“No? You will not? Then that is the extent of your love for me?” she said. “Ah! now I know you.”
Claverton reeled giddily, as if her words had struck him, as he stood facing her. He passed his hand across his eyes as though to clear away a mist. Was it indeed Lilian Strange who sat there before him, dealing out her pitiless, scornful words in that hard, steely voice—Lilian Strange, his ideal of all that was tender, and loving, and pitiful—or had some beautiful demon assumed her form to torment him? He felt half inclined to break away, and dash off to the house, where he would find the real Lilian in all her truth and sweetness. No; he was under a spell.
Taking a couple of turns of half-a-dozen steps, he again stood before her.
“Lilian, do you indeed mean what you say?” he asked, in a quiet, hopeless tone. “Are you really going to drive me from you? I will go—your lightest wish has ever been sacred to me. After this day you will never see me again; but that will be nothing to you. I see I was quite mistaken, darling,” he said, wishing to spare her the humiliation of thinking that he knew her love to be his, “quite mistaken. Forgive me—it was my fault, not yours—but it does not matter now, we shall never meet again. Am I to stay or—go?”

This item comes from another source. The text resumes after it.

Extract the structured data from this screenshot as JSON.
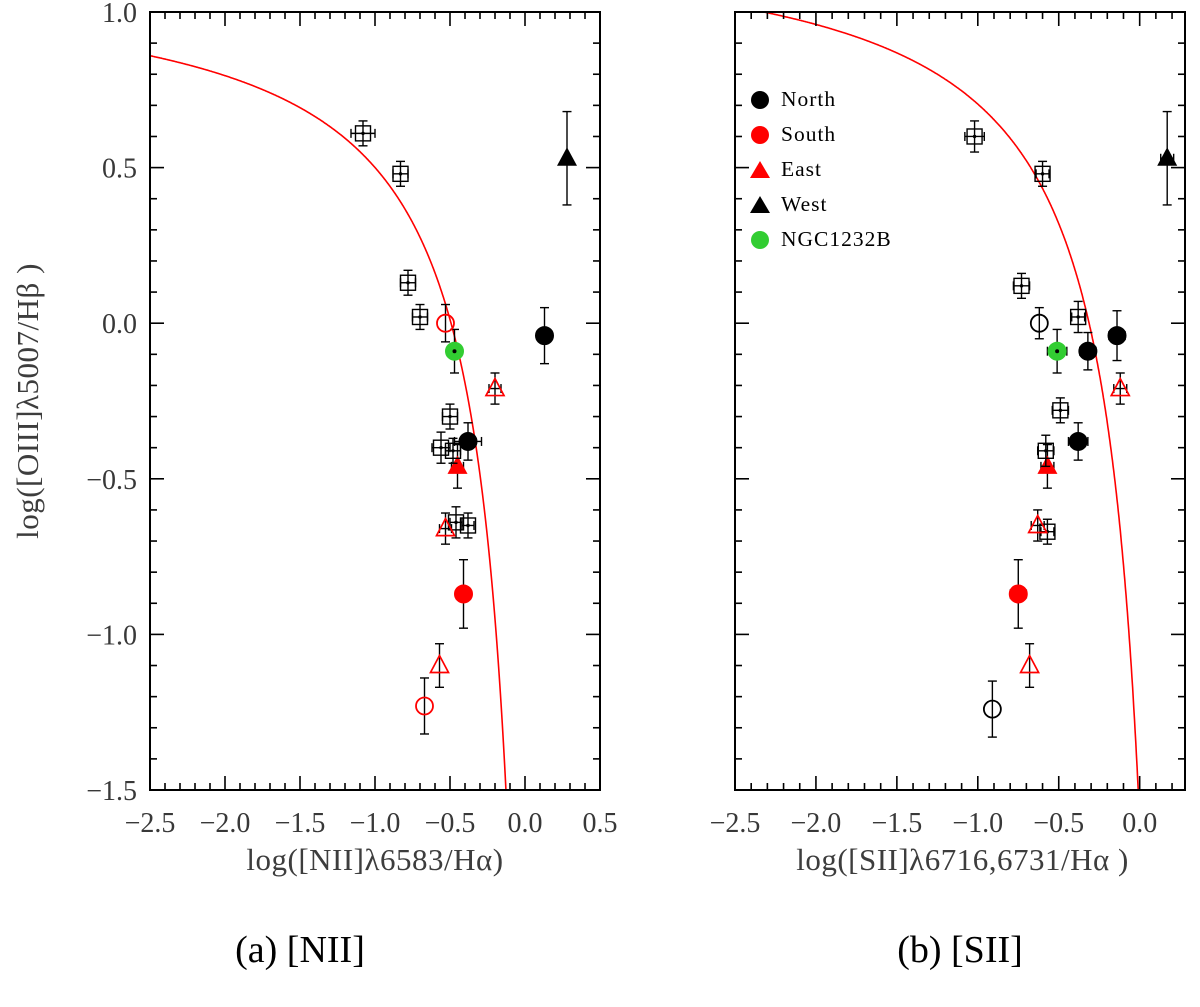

She did not lift her eyes to his—she did not move from her fixed, rigid position; but, hoarsely her lips framed a single small word:
“Go.”
With a quick shudder, as one who feels the stab of a knife, Claverton heard it. And he knew there was no disputing the decree.
“Lilian, for the love of my whole life which I have laid down before you—for the sake of the time that is past—give me one more kiss before we part for ever.”
He bent down to her, and she did not resist. He took her to his heart, but the burning eyes, dilated and tearless, did not seek his; he pressed one long, warm, passionate kiss upon her pallid lips, such as he might have done if he had been looking upon her for the last time ere the lid of her coffin was shut down, but she made no response. Then he released her.
“There. No other woman’s lips shall meet mine, after this, till the grave closes over me—Lilian—my darling love—Heaven send you all happiness—Good-bye!”